Despite such setbacks and allegations, El Cronista reported that after nominating him to the Embassy in Washington, President Kirchner held a 90 minute private meeting with Jorge Arguello to analyze the U.S.-Argentinean bilateral agenda, with Kirchner confirming that during her second term she wants to revamp Argentina's relationship with the Obama administration, as one of her major foreign policy initiatives.
And Argentina continues to work to clean up the lingering debris from its 2002 default. On 9 November the Argentinean government confirmed that it would pay the World Bank's International Center for Settlement of Investment Disputes judgment against it for $500 million.
Brazil's central bank cut its economic growth forecast to 3.5 percent for 2012 and Chile's central bank is estimating a 4.5 percent growth in the nation's economy in 2012. Argentina's GDP in 2012 will expand 4.3 percent, according to Morgan Stanley.
So, despite the uneven overall picture, investors should consider Argentina, as it has honorably attempted to pay its international debts after protesting what it found to be iniquitous terms and is seeking to deepen its relationship with Washington.
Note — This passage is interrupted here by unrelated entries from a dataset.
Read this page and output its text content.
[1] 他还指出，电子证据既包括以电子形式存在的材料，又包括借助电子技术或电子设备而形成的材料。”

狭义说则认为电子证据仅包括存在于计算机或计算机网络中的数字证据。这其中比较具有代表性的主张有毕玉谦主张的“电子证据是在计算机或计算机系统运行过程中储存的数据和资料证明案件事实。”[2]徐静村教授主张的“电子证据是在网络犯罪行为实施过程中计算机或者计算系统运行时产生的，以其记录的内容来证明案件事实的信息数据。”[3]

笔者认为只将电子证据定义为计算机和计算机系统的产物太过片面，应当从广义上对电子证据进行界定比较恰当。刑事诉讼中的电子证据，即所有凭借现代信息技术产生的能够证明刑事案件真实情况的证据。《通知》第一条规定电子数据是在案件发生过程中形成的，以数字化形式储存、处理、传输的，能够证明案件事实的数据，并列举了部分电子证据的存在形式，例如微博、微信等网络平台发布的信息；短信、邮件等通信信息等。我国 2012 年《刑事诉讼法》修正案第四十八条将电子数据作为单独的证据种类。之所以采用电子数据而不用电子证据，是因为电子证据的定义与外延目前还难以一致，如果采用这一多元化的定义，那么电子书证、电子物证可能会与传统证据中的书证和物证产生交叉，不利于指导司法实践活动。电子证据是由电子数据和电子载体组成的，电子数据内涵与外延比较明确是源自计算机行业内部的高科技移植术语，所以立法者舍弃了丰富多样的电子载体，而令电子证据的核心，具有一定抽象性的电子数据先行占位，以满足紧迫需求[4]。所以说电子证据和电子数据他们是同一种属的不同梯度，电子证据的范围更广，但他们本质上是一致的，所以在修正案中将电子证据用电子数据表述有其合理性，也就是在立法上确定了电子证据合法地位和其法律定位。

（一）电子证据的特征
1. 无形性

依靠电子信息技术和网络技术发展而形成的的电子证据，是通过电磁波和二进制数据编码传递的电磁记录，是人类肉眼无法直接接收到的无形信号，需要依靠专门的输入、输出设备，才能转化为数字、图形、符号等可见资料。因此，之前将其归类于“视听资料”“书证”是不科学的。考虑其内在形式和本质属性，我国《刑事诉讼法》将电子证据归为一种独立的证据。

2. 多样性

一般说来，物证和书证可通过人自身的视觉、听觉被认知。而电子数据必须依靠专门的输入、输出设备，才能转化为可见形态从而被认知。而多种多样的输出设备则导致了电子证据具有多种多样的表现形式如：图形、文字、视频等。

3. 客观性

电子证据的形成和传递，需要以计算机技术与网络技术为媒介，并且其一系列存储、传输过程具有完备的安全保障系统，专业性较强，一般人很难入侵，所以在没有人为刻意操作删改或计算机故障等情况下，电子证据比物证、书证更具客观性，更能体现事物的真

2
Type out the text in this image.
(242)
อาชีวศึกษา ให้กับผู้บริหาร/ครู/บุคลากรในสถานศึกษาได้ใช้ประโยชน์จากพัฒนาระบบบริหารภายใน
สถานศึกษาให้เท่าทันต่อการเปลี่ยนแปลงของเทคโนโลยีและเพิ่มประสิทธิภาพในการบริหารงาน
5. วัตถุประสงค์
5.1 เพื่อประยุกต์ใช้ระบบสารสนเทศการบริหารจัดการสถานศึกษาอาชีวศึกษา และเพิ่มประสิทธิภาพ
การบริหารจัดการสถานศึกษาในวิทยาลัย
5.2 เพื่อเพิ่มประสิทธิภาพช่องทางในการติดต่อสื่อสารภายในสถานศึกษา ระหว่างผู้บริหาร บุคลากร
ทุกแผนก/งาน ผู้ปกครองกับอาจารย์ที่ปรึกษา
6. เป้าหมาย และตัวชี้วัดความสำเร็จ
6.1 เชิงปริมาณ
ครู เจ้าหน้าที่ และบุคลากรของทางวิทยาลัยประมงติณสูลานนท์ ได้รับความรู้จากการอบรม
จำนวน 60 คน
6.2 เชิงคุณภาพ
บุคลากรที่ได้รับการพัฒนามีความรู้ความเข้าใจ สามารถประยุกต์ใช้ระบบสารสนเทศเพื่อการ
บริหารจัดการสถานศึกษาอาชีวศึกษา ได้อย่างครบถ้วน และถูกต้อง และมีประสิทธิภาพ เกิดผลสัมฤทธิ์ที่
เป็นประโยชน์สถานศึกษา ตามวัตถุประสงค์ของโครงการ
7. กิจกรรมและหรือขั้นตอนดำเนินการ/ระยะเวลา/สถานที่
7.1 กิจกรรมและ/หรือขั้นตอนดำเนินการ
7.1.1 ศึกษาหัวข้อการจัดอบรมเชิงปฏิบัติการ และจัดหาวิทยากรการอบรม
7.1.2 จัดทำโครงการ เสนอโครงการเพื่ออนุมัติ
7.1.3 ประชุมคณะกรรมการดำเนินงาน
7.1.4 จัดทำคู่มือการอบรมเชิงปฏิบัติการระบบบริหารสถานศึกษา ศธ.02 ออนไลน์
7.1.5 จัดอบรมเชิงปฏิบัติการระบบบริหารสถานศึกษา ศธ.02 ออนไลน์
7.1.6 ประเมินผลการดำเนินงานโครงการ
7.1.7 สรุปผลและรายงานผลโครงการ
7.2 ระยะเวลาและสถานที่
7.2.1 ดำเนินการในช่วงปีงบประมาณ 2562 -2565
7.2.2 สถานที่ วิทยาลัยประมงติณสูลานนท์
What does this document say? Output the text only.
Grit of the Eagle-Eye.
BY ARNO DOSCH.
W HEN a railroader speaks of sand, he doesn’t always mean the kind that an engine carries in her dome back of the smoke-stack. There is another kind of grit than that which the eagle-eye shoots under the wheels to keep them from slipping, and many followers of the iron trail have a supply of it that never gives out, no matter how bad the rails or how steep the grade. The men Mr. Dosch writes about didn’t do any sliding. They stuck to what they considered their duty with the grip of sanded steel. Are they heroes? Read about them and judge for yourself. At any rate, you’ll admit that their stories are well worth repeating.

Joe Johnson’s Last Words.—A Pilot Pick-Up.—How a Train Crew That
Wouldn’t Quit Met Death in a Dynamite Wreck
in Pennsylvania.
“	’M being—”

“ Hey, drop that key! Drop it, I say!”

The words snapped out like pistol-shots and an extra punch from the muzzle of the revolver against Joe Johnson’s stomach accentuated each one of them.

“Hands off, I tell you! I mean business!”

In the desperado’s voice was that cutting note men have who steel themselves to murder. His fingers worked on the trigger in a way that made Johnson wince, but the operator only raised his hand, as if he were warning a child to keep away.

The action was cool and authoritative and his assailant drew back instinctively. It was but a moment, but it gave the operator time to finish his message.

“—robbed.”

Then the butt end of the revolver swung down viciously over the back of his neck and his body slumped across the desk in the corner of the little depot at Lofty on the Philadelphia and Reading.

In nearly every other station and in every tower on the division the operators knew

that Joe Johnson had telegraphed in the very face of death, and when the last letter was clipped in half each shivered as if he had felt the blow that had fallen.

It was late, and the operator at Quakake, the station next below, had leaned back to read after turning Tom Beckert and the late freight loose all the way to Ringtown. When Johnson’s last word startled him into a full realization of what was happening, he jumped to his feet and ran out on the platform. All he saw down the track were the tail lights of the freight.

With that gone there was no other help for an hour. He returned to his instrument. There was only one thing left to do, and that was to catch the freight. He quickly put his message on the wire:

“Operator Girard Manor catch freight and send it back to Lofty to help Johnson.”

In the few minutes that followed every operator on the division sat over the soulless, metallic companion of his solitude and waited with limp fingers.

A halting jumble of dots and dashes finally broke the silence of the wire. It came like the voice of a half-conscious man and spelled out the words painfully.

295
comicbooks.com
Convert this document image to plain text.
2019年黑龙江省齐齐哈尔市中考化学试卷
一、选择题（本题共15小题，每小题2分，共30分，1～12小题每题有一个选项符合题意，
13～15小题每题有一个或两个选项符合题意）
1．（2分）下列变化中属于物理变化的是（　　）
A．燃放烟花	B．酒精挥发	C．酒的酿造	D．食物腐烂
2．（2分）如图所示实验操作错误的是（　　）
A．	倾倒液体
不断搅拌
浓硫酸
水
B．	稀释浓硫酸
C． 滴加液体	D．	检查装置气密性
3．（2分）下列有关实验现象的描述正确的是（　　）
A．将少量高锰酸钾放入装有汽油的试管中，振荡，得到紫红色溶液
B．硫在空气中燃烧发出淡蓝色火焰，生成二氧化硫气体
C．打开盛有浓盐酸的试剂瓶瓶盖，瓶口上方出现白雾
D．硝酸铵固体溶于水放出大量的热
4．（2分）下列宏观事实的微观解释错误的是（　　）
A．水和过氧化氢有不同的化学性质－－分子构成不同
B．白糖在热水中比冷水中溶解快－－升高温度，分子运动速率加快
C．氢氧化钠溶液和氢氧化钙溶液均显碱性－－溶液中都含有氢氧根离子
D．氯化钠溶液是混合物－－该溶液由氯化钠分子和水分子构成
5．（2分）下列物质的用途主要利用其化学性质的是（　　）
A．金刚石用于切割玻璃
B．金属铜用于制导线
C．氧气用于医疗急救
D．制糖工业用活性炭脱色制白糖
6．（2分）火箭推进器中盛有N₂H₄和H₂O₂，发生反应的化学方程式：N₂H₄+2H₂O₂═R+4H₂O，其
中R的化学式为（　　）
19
Last but not least, a lesson that should not be lost on investors, as the recent political brinkmanship in Washington pushed the U.S. to within days of a default and the European Union attempts to firewall the growing economic chaos from what many believe will be an imminent default by Greece as Italy, Spain and Portugal stare into the fiscal abyss, Argentina nine years ago went the default route, absorbed bitter lessons and implemented reforms, which are now bearing fruit.
Not too bad a track record for a country that nine years ago was treated as an economic outcast. Investors could consider riskier places to park their money - like the U.S. and EU.